Angle continues on the democratization theme with three reports on recent work: the politics of redistribution in Latin America under the continent’s transitions from authoritarianism to democracy over the last two decades (from our project on Latin America’s new development models, led for us by Giovanni Andrea Cornia); Zambia’s democratization experience and the role of foreign aid (under ReCom); and the impact of development assistance on Africa’s democratic transitions (also under ReCom). You will see many more of these research reports under RESEARCHAngle section appearing over the course of the year. With more than 1,200 working papers published during the last ten years, and 40 since the start of 2012, RESEARCHAngles should help you keep on top of our latest research findings.
In this issue, we provide a brief from a recent workshop 'Employment in Tunisia: What Do We Know? What is the Way Forward?' in Tunis organized by UNU-WIDER and the African Development Bank on employment in Tunisia. We will be doing much more on the employment issue over the coming year.
This month’s Angle includes a link to a video interview by Annett Victorero of the World Bank’s Michael Woolcock.

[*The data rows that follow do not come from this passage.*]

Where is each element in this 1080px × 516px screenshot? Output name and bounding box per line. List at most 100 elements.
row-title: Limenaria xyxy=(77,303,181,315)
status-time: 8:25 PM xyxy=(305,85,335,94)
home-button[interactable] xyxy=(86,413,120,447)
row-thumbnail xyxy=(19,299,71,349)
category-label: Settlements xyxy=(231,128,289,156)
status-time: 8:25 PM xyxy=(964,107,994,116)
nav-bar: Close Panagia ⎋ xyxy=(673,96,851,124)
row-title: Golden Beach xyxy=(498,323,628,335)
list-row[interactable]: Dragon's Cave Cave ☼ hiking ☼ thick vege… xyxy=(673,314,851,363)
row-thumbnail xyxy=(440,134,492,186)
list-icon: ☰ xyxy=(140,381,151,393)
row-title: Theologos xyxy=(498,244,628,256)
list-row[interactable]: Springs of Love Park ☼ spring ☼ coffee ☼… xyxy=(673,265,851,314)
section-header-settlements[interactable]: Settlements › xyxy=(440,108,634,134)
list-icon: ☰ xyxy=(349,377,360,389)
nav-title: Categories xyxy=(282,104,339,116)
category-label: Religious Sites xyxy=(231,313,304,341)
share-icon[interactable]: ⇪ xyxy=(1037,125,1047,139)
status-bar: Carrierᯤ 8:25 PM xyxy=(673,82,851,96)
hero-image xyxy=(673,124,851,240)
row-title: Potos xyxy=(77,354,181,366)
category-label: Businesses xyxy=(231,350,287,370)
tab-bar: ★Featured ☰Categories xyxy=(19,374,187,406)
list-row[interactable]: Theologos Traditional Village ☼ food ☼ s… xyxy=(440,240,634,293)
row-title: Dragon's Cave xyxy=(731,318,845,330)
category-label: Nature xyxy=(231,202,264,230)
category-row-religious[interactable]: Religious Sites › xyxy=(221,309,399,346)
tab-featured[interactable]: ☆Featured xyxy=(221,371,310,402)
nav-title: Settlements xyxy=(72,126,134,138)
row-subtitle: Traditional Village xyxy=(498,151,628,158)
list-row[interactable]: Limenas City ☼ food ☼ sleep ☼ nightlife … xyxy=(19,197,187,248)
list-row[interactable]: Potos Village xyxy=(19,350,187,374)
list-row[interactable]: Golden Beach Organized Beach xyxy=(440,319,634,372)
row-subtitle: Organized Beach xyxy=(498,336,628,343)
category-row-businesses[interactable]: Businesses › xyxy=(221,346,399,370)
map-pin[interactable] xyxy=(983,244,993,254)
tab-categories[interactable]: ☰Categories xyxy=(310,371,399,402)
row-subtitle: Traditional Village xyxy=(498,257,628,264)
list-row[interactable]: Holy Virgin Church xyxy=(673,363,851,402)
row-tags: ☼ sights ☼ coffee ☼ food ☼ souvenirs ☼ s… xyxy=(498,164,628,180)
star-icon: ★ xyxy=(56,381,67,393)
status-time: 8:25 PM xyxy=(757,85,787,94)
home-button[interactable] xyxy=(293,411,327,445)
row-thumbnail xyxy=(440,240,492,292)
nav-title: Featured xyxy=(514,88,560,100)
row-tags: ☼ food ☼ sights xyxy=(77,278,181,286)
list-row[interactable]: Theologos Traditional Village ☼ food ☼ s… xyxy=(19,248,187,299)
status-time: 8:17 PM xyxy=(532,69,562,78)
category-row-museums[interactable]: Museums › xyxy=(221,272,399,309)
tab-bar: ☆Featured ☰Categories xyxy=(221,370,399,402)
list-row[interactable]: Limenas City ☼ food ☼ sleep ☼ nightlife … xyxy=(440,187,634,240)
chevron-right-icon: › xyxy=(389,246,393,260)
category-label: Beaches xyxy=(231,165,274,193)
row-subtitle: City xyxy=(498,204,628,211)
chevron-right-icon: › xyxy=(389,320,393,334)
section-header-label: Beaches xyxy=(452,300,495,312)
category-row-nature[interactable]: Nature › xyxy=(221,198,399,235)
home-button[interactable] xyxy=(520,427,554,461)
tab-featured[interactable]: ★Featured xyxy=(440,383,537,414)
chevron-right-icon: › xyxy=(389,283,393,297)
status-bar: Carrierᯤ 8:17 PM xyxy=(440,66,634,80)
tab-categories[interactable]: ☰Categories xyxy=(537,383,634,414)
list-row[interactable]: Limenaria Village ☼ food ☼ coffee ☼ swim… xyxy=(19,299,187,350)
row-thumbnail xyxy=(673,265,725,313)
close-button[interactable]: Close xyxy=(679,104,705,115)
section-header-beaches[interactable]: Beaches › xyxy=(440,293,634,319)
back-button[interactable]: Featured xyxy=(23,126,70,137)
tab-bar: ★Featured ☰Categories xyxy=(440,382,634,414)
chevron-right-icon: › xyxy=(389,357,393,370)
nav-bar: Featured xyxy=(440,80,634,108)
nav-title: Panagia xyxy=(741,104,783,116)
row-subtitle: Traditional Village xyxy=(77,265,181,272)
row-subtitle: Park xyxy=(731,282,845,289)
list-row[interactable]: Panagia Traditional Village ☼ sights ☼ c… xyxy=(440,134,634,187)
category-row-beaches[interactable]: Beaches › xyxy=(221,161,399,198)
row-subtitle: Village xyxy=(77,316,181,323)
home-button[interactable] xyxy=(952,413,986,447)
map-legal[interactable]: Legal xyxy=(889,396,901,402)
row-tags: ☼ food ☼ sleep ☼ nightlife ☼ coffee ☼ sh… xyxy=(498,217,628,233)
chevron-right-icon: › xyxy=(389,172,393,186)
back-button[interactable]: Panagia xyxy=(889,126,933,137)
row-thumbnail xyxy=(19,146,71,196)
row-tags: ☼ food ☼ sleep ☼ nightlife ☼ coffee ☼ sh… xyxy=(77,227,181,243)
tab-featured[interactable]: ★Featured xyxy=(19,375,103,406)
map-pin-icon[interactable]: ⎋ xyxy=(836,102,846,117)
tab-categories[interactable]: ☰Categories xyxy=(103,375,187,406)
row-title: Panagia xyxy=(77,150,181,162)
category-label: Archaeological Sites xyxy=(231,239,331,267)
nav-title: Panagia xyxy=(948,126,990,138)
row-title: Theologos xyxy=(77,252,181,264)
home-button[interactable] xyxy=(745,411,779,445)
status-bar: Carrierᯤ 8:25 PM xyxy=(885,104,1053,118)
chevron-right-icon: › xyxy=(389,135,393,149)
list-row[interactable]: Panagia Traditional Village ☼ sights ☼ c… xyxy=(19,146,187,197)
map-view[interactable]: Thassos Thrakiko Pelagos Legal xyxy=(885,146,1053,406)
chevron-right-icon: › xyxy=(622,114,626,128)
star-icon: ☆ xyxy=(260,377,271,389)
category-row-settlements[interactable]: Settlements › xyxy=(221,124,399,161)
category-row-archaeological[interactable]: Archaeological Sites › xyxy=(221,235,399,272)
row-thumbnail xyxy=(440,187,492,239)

Michael, a comrade in arms from my Manchester University days, provides a fascinating set of insights into development practice and scholarship, in his usual engaging and vigorous way.
Intellectual vigour and engagement is a hallmark of our international development conferences. On 28-29 September UNU-WIDER will be holding a conference on ‘Climate Change and Development Policy’, here in Helsinki. Our work on climate change continues to build up, including the role of aid and other climate change finance under the ReCom programme. If you are heading to Rio+20 in June, then you should try and catch up with our climate change research before you go.
As regards to my own travels, I am presently in Doha, Qatar, for UNCTAD XIII on trade and development. The conference provides a fascinating insight into the debate around global development, and the distribution of the benefits from trade, finance, and investment. Yesterday I participated in a panel aptly named ‘The World Turned Upside Down: the Rise of the South’ (organized by UNCTAD’s Richard Kozul-Wright), and before that on a panel on ‘Trade and Poverty’ (organized by former UNU-WIDER research fellow Amelia U. Santos-Paulino, now at UNCTAD, and an editor of a book on southern engines of growth in UNU-WIDER’s series with Oxford University Press). One key message from the conference is the importance of designing industrial policy in ways that promote better integration for the South into the global economy. UNU-WIDER’s ‘Learning to Compete’ project should be of help here, as no country can leave development entirely alone to the market if it is to maximize growth, reduce poverty, and adapt to climate change.
I return from the heat of Doha to the cool of Helsinki towards the end of the week. Angle too is back in May, when spring and then summer will have commenced, irrespective of any further rain or even snow showers.